Section 4.5. Perhaps the most sweeping aspects of the CFTC’s new rules, however, do not really involve CPOs or CTAs; they involve SEC-registered investment companies. Section 4.5 will require investment companies to register with the CFTC if the investment company’s derivatives trading exceeds five percent of the liquidation value of its portfolio. Included within that five percent threshold are all swaps, futures, and risk management hedging activities. The CFTC does provide for an alternative threshold based on a net notional test. Under the net notional test, entities may claim a registration exemption if the aggregate net notional value of the entity’s commodity interest positions does not exceed 100 percent of the liquidation value of the commodity pool’s portfolio. 

Marketing Restrictions. Section 4.5 also prohibits investment companies from marketing themselves as a vehicle for trading in commodity futures, commodity options, or swaps markets. In response to commenters’ requests, the final rule provides guidance on the factors the agency will consider as indicative of prohibited marketing. Those factors are: (1) the fund’s name; (2) whether the fund’s primary investment objective is tied to a commodity index; (3) whether the fund makes use of a controlled foreign corporation for its derivatives trading; (4) whether the fund’s marketing materials, including its prospectus or disclosure document, refer to the benefits of the use of derivatives in a portfolio or make comparisons to a derivatives index; (5) whether, during the course of its normal trading activities, the fund or entity on its behalf has a net short speculative exposure to any commodity through a direct or indirect investment in other derivatives; (6) whether the futures/options/swaps transactions engaged in by the fund or on behalf of the fund will directly or indirectly be its primary source of potential gains and losses; and (7) whether the fund is explicitly offering a managed futures strategy.

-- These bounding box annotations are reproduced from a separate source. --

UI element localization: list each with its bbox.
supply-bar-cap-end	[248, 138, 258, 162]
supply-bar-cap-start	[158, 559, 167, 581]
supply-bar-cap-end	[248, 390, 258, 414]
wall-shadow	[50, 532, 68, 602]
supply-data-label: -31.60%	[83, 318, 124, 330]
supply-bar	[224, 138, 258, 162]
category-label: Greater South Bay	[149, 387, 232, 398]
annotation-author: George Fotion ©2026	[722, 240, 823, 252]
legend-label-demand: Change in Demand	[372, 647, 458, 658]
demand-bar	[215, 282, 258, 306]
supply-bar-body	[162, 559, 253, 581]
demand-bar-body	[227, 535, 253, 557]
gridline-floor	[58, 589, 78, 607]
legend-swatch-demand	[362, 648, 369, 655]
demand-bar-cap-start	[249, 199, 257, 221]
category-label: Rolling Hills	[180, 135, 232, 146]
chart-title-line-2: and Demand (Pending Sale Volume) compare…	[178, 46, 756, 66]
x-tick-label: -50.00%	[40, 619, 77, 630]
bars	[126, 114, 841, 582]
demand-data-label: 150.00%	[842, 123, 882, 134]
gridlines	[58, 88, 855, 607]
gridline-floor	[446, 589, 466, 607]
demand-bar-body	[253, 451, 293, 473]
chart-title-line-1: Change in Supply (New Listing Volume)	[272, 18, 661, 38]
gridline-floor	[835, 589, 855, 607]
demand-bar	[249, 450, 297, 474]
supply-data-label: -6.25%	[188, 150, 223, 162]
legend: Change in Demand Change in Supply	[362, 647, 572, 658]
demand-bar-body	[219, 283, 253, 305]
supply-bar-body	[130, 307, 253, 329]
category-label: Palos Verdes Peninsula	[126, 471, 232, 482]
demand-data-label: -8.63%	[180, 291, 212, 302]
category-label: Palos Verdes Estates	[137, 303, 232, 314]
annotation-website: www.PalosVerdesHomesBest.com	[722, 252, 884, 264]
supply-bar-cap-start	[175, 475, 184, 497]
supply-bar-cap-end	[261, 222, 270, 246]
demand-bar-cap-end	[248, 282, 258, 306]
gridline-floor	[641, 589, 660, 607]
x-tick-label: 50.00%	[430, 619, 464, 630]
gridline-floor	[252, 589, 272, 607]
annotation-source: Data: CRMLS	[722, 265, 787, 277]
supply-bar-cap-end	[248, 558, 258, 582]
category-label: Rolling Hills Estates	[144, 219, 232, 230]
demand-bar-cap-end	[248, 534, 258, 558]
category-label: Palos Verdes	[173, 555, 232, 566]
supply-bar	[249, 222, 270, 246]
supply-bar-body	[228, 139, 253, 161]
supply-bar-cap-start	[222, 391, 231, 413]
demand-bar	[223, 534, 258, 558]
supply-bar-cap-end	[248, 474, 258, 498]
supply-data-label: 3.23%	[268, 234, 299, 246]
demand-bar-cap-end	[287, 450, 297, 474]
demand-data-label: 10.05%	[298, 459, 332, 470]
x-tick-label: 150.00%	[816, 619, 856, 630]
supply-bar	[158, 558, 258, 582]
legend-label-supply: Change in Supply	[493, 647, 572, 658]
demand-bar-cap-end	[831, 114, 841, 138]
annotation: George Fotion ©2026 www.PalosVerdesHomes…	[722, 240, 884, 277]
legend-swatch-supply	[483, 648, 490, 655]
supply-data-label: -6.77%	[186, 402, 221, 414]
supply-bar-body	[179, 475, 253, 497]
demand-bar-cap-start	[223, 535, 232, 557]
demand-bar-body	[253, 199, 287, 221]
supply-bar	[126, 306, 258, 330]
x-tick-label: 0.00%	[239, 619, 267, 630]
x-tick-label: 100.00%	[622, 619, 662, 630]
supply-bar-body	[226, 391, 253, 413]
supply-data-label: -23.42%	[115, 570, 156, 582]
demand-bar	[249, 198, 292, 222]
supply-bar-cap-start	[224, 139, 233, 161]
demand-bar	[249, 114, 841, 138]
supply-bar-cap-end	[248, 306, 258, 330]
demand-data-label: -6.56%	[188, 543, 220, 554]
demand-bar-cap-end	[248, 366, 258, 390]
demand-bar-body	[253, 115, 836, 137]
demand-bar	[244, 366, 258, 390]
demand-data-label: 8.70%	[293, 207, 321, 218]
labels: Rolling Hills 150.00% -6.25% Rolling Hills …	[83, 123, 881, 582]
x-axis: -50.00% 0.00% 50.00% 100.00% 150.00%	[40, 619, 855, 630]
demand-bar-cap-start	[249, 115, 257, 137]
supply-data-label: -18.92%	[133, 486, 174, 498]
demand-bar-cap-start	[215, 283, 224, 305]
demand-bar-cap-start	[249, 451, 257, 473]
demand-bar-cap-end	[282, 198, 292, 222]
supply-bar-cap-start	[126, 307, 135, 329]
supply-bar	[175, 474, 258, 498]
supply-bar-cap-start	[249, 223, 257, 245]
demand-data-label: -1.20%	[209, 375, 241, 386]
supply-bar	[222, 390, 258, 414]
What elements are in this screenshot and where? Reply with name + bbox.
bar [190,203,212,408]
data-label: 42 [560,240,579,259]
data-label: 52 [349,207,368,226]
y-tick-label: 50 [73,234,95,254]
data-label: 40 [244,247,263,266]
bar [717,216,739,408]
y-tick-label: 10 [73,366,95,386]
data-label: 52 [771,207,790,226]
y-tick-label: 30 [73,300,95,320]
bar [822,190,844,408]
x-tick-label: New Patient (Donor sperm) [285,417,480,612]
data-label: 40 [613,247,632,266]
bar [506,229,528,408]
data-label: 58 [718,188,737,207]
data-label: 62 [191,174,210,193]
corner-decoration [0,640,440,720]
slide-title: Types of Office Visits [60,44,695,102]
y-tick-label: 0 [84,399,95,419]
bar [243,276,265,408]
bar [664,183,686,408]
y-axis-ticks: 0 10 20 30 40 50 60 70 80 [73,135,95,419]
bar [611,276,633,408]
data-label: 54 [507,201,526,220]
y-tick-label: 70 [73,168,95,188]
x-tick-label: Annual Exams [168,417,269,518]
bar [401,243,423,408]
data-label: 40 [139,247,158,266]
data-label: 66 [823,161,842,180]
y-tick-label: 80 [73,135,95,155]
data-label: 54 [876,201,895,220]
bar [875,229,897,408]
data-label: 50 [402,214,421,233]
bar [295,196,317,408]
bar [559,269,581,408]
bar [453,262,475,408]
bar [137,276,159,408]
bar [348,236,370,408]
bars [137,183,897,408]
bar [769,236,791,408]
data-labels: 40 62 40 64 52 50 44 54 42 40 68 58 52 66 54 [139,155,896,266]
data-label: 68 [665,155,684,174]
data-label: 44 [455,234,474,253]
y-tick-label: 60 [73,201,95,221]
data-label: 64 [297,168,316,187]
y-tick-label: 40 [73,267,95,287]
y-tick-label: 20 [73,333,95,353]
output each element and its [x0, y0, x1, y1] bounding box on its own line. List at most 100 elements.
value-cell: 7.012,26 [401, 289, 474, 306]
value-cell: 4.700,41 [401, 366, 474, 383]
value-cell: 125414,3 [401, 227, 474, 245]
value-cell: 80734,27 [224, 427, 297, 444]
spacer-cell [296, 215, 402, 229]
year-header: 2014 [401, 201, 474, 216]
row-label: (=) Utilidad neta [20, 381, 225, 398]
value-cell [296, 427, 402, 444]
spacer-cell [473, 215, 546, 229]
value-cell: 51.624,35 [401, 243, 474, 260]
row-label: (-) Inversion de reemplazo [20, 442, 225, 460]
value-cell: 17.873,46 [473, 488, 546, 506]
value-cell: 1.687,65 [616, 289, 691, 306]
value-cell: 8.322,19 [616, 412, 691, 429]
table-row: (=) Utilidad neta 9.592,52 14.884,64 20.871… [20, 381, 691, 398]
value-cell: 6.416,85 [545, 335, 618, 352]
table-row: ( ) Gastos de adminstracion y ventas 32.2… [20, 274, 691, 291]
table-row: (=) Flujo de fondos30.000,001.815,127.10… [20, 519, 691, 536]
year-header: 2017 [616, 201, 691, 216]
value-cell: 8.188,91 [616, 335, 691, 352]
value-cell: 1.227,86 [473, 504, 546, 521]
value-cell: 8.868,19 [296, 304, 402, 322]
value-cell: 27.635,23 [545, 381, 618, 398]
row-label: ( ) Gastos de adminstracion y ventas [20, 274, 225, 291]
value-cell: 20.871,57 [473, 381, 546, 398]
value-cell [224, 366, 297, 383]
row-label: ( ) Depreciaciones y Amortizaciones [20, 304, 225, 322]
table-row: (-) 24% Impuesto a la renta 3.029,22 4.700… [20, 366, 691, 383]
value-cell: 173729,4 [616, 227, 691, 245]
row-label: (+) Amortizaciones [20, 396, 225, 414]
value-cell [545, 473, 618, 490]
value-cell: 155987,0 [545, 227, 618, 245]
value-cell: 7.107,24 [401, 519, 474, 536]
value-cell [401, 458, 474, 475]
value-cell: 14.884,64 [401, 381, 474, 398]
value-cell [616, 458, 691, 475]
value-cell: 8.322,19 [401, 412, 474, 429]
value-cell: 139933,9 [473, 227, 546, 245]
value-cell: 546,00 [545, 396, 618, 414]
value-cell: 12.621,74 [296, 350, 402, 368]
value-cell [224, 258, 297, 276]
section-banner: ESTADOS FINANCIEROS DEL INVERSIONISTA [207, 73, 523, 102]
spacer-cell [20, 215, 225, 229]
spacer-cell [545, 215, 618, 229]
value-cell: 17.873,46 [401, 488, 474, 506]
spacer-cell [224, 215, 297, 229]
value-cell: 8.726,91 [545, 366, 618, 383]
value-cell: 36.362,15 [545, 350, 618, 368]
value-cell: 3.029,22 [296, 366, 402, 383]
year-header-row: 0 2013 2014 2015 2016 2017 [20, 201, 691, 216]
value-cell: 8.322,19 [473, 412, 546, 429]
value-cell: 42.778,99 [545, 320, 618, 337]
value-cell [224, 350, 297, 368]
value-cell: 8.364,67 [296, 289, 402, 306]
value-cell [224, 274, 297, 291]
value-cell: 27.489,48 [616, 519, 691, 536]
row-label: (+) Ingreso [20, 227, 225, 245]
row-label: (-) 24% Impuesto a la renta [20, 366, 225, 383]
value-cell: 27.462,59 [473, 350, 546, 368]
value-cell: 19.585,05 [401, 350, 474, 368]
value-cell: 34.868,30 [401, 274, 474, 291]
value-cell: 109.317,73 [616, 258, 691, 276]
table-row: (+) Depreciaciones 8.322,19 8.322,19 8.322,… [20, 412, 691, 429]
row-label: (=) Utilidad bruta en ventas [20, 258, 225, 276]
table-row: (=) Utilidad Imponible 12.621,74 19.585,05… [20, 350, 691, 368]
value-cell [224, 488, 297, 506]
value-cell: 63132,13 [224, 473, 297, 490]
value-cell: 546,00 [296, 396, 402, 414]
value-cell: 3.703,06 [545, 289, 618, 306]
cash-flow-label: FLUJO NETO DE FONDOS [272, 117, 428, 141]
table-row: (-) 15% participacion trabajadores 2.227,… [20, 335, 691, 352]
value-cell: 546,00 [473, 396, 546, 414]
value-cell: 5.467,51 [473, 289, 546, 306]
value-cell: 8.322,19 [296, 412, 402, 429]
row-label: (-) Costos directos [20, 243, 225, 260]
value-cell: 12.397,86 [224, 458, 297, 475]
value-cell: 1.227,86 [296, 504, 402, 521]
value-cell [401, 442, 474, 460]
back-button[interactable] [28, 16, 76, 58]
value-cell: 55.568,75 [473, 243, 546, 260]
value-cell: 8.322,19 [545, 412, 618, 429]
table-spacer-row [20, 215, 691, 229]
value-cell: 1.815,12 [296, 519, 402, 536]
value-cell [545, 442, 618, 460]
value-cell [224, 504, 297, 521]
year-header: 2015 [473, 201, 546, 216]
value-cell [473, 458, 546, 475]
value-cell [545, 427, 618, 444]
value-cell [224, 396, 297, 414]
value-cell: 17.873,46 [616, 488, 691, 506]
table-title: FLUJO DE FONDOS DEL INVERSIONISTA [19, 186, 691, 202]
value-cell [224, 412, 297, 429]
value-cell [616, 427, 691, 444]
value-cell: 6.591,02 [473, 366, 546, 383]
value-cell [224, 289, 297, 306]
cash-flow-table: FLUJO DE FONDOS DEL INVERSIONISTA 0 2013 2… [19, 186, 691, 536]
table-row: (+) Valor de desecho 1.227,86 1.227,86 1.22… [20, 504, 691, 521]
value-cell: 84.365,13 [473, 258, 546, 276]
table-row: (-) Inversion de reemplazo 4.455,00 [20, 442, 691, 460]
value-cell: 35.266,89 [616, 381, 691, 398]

Controlled Foreign Corporations. The CFTC believes that registered investment companies invest up to 25 percent of their assets in controlled foreign corporations (“CFCs”), which then engage in actively managed derivatives strategies. The CFTC does not oppose the continued use of CFCs by registered investment companies, but wants them to be subject to regulation. Therefore, CFCs will be required to have their CPOs register with the CFTC unless they may claim exemption or exclusion on their own merits.

Compliance. Compliance with the amendments to Section 4.5 for purposes of registration only will occur on the later of either December 31, 2012, or within 60-days following the adoption of final rules defining the term “swap,” and establishing margin requirements for such instruments. Entities required to register due to the amendments to Section 4.5 shall be subject to the CFTC’s recordkeeping, reporting, and disclosure requirements set forth in part 4 within 60 days following the effectiveness of a final rule implementing the CFTC’s proposed harmonization effort.

Harmonization. Recognizing that requiring investment companies to register as CPOs may lead to duplicative or inconsistent regulatory requirements, the CFTC separately proposed rules meant to harmonize a registered investment company’s SEC and CFTC compliance obligations. It published for comment exemptive provisions that would be available to advisers of registered investment companies who are required to register as CPOs. The exemptive provisions relate to (1) the delivery of disclosure documents and periodic reports; (2) the cycle for updating disclosure documents; (3) the timing of financial reporting to participants; and (4) the SEC-permitted use of a summary prospectus of open-ended registered investment companies. Comments should be submitted within 60 days after publication in the Federal Register, which is expected during the week of February 20.